Division of General Pediatric Surgery, Johns Hopkins Children's Center, Johns Hopkins University School of Medicine, Baltimore, Maryland.
Department of Pediatric Radiology, Children's Mercy Hospital, University of Missouri-Kansas City School of Medicine, Kansas City.
JAMA Netw Open. 2022 Jun 1;5(6):e2219814. doi: 10.1001/jamanetworkopen.2022.19814.
The ability of computed tomography (CT) to distinguish between benign congenital lung malformations and malignant cystic pleuropulmonary blastomas (PPBs) is unclear.
To assess whether chest CT can detect malignant tumors among postnatally detected lung lesions in children.
DESIGN, SETTING, AND PARTICIPANTS: This retrospective multicenter case-control study used a consortium database of 521 pathologically confirmed primary lung lesions from January 1, 2009, through December 31, 2015, to assess diagnostic accuracy. Preoperative CT scans of children with cystic PPB (cases) were selected and age-matched with CT scans from patients with postnatally detected congenital lung malformations (controls). Statistical analysis was performed from January 18 to September 6, 2020. Preoperative CT scans were interpreted independently by 9 experienced pediatric radiologists in a blinded fashion and analyzed from January 24, 2019, to September 6, 2020.
Accuracy, sensitivity, and specificity of CT in correctly identifying children with malignant tumors.
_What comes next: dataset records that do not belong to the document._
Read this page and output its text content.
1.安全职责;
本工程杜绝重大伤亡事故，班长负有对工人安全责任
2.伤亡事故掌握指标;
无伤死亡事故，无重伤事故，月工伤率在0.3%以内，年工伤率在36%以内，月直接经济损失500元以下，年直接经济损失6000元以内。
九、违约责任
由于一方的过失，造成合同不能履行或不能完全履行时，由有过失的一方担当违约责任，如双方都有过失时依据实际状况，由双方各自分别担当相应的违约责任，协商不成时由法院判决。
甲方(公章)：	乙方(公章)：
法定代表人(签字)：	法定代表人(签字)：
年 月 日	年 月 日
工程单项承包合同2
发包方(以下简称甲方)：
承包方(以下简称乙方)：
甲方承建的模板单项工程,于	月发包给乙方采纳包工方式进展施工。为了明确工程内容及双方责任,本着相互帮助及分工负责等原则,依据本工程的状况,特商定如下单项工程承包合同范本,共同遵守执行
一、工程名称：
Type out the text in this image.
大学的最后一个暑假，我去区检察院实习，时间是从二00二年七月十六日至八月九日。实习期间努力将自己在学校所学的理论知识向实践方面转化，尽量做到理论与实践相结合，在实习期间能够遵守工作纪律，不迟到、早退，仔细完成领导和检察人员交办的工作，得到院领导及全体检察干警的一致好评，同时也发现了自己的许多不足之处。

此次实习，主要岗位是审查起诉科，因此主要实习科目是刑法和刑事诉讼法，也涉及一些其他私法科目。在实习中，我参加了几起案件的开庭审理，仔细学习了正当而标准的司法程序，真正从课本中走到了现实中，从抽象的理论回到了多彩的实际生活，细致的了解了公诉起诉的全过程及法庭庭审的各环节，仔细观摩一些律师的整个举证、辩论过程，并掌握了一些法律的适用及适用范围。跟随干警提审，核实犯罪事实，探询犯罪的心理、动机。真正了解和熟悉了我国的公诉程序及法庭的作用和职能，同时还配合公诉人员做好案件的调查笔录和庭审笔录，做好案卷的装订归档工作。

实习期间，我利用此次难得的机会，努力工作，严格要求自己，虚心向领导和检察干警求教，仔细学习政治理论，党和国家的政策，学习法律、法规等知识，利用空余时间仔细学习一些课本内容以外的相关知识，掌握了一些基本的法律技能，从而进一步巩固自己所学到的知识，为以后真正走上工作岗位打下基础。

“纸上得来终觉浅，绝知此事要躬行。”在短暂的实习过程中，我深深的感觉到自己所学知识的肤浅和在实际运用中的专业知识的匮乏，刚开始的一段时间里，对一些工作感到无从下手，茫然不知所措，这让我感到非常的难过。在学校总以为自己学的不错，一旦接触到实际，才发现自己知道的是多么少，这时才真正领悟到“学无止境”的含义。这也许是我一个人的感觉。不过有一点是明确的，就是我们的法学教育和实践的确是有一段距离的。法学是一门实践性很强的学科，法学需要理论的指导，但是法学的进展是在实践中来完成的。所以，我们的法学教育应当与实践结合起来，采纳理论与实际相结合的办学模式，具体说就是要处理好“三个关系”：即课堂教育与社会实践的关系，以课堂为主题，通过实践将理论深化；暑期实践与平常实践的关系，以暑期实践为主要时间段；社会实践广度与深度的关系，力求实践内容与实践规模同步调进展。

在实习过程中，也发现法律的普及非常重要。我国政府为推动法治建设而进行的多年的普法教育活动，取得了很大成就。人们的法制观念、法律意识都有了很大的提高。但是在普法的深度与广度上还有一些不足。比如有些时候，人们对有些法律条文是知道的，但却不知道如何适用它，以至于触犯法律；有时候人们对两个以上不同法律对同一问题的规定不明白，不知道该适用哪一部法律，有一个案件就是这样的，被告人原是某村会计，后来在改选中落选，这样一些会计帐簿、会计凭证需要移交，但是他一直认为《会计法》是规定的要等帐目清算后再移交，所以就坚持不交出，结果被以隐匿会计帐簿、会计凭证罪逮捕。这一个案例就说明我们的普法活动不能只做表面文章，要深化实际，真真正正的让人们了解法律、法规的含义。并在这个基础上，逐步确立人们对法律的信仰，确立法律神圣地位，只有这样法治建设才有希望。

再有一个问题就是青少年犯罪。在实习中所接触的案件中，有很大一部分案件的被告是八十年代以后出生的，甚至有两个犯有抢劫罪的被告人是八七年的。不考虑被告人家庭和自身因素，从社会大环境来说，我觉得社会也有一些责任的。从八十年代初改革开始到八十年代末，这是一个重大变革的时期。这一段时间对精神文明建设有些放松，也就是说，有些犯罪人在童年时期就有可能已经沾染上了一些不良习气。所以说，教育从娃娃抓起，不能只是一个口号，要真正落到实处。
Among 477 CT scans identified (282 boys [59%]; median age at CT, 3.6 months [IQR, 1.2-7.2 months]; median age at resection, 6.9 months [IQR, 4.2-12.8 months]), 40 cases were extensively reviewed; 9 cases (23%) had pathologically confirmed cystic PPB. The median age at CT was 7.3 months (IQR, 2.9-22.4 months), and median age at resection was 8.7 months (IQR, 5.0-24.4 months). The sensitivity of CT for detecting PPB was 58%, and the specificity was 83%. High suspicion for malignancy correlated with PPB pathology (odds ratio, 13.5; 95% CI, 2.7-67.3; P = .002). There was poor interrater reliability (κ = 0.36 [range, 0.06-0.64]; P < .001) and no significant difference in specific imaging characteristics between PPB and benign cystic lesions. The overall accuracy rate for distinguishing benign vs malignant lesions was 81%.
This study suggests that chest CT, the current criterion standard imaging modality to assess the lung parenchyma, may not accurately and reliably distinguish PPB from benign congenital lung malformations in children. In any cystic lung lesion without a prenatal diagnosis, operative management to confirm pathologic diagnosis is warranted.
计算机断层扫描(CT)区分良性先天性肺畸形和恶性囊性胸膜肺母细胞瘤(PPB)的能力尚不清楚。
评估 CT 是否可用于检测儿童出生后肺部病变中的恶性肿瘤。
设计、地点和参与者:本回顾性多中心病例对照研究使用了 2009 年 1 月 1 日至 2015 年 12 月 31 日的一个联盟数据库,该数据库包含 521 例经病理证实的原发性肺病变,以评估诊断准确性。选择囊性 PPB(病例)患儿的术前 CT 扫描,并与出生后发现的先天性肺畸形(对照)患儿的 CT 扫描进行年龄匹配。统计分析于 2020 年 1 月 18 日至 9 月 6 日进行。9 名经验丰富的儿科放射科医生独立对术前 CT 扫描进行了盲法解读,并于 2019 年 1 月 24 日至 9 月 6 日进行了分析。
CT 正确识别恶性肿瘤患儿的准确性、敏感性和特异性。
共确定了 477 份 CT 扫描(282 名男孩[59%];CT 时的中位年龄为 3.6 个月[IQR,1.2-7.2 个月];切除术时的中位年龄为 6.9 个月[IQR,4.2-12.8 个月]),对 40 份 CT 扫描进行了广泛复查;9 例(23%)经病理证实为囊性 PPB。CT 时的中位年龄为 7.3 个月(IQR,2.9-22.4 个月),切除术时的中位年龄为 8.7 个月(IQR,5.0-24.4 个月)。CT 对 PPB 的检出敏感性为 58%,特异性为 83%。高度怀疑恶性肿瘤与 PPB 病理学相关(比值比,13.5;95%CI,2.7-67.3;P = .002)。存在较差的观察者间可靠性(κ = 0.36[范围,0.06-0.64];P < .001),且 PPB 和良性囊性病变之间的特异性影像学特征无显著差异。区分良性与恶性病变的总准确率为 81%。
本研究表明,胸部 CT 是目前评估肺实质的标准影像学方法,但可能无法准确可靠地区分儿童的 PPB 和良性先天性肺畸形。在任何没有产前诊断的囊性肺病变中,都需要手术管理以确认病理诊断。